Calif. Gov. Signs Bill That Creates Names-Based HIV Reporting System
California Gov. Arnold Schwarzenegger (R) on Monday signed a bill (SB 699) that implements a confidential names-based reporting system for new HIV cases in the state, the Los Angeles Times reports (Keller, Los Angeles Times, 4/18). California's current HIV reporting system, which was implemented in 2002, uses alphanumeric codes that incorporate a patient's birth date, gender and elements of their last name. The California Assembly in March approved the bill, and the Senate approved it earlier this month (Kaiser Daily HIV/AIDS Report, 4/10). The new reporting system will ensure that California does not lose about $50 million in federal funds annually for HIV/AIDS treatment. New provisions under the Ryan White CARE Act mean that states reporting new HIV cases using codes will not receive federal funds beginning Oct. 1, 2006 (Los Angeles Times, 4/18). "I am signing [SB] 699 to protect California's federal funding for vital HIV and AIDS services and to strengthen confidentiality protections of HIV and AIDS patient information," Schwarzenegger said in a letter to members of the California Senate (Schwarzenegger letter, 4/17).
"We thank the governor for helping us to protect vital funding.

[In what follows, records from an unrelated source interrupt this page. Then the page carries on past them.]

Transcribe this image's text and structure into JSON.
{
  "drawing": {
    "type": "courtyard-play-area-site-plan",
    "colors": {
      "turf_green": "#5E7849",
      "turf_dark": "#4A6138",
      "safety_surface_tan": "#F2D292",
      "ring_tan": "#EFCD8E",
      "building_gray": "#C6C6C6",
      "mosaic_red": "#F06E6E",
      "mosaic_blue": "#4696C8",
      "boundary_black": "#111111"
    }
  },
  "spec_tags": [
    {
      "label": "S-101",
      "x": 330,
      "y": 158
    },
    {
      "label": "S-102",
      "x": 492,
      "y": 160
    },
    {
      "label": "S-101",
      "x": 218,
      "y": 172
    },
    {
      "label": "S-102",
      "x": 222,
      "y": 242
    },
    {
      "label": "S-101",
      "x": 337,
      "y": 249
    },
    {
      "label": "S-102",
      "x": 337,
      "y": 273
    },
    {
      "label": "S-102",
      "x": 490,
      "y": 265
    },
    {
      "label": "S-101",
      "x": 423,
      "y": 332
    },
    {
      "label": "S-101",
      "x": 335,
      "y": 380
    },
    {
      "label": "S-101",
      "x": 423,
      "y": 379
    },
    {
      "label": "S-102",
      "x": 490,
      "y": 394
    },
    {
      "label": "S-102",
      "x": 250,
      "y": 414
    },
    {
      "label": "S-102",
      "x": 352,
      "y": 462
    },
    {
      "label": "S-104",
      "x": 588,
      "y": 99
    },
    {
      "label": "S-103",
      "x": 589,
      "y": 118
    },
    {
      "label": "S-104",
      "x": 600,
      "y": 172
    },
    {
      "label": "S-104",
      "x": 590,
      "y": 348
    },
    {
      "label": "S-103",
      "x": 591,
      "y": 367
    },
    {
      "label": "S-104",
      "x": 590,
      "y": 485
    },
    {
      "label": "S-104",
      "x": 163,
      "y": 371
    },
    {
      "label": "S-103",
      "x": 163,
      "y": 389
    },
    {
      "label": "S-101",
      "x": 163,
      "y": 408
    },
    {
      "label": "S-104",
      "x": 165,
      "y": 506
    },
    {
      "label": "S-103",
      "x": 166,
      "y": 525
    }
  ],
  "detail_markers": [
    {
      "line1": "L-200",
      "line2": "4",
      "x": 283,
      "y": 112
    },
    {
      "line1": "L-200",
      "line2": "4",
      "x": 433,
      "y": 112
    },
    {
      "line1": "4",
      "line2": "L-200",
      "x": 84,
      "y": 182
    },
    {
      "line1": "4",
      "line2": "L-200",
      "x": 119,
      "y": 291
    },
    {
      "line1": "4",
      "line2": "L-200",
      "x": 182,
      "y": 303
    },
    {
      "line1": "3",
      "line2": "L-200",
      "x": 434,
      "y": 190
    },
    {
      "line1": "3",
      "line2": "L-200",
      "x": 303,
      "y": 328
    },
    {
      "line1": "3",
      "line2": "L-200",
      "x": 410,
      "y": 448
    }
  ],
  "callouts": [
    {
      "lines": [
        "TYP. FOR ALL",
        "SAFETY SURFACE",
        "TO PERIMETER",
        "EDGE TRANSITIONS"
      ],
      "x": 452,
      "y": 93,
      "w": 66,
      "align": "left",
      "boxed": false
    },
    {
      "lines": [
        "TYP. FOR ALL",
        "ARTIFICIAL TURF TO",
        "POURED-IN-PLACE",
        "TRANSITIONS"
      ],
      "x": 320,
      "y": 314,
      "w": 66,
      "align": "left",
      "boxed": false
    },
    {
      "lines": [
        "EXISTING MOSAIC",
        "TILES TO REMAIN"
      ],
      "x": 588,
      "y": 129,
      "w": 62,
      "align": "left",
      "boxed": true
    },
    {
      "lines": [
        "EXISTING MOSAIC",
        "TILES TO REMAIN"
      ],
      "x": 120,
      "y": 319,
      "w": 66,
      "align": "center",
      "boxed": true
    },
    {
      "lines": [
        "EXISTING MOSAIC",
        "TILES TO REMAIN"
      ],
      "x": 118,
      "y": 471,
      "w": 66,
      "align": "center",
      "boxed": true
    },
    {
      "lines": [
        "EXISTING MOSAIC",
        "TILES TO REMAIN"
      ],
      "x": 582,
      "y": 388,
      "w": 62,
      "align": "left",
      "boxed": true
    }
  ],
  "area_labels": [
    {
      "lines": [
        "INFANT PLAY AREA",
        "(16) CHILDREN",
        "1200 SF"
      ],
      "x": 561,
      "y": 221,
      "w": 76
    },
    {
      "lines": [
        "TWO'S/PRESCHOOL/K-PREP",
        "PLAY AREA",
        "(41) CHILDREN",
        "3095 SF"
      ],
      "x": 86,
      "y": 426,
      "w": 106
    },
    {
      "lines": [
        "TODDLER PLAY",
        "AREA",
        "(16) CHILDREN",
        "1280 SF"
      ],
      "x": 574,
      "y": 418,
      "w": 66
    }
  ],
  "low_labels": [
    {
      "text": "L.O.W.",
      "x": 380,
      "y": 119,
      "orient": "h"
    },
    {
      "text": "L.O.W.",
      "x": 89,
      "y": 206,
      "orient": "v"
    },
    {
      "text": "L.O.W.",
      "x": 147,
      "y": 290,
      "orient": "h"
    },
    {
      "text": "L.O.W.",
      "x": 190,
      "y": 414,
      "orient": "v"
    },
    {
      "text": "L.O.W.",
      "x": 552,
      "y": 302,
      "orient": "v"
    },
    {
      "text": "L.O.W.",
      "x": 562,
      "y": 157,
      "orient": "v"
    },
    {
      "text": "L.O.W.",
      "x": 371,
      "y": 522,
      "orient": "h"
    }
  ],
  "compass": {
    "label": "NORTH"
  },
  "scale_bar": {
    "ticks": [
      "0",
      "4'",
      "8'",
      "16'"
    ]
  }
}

Not only will this legislation protect the state from losing millions in CARE Act funding, it will provide us with valid, uniform data to strengthen our planning of HIV/AIDS services," San Francisco AIDS Foundation Executive Director Mark Cloutier said in a statement, adding that the bill "also encourages individuals to learn their HIV status by ensuring the continued availability of anonymous HIV testing, and it contains strong provisions to protect the confidentiality of Californians who are HIV- positive" (SF AIDS Foundation release, 4/17). AIDS Healthcare Foundation President Michael Weinstein also praised the governor and the Legislature for "recognizing the urgency of this issue." Craig Vincent-Jones, executive director of the Los Angeles County Commission on HIV, said, "We've done the right thing for the state, for public health, and especially for people with HIV/AIDS." The bill "will save lives and money," Carla Bailey, co-chair of the Los Angeles County Commission on HIV, said, adding, "Names-based reporting will give California a better chance at getting -- and keeping -- people in care and treatment" (AHF release, 4/17).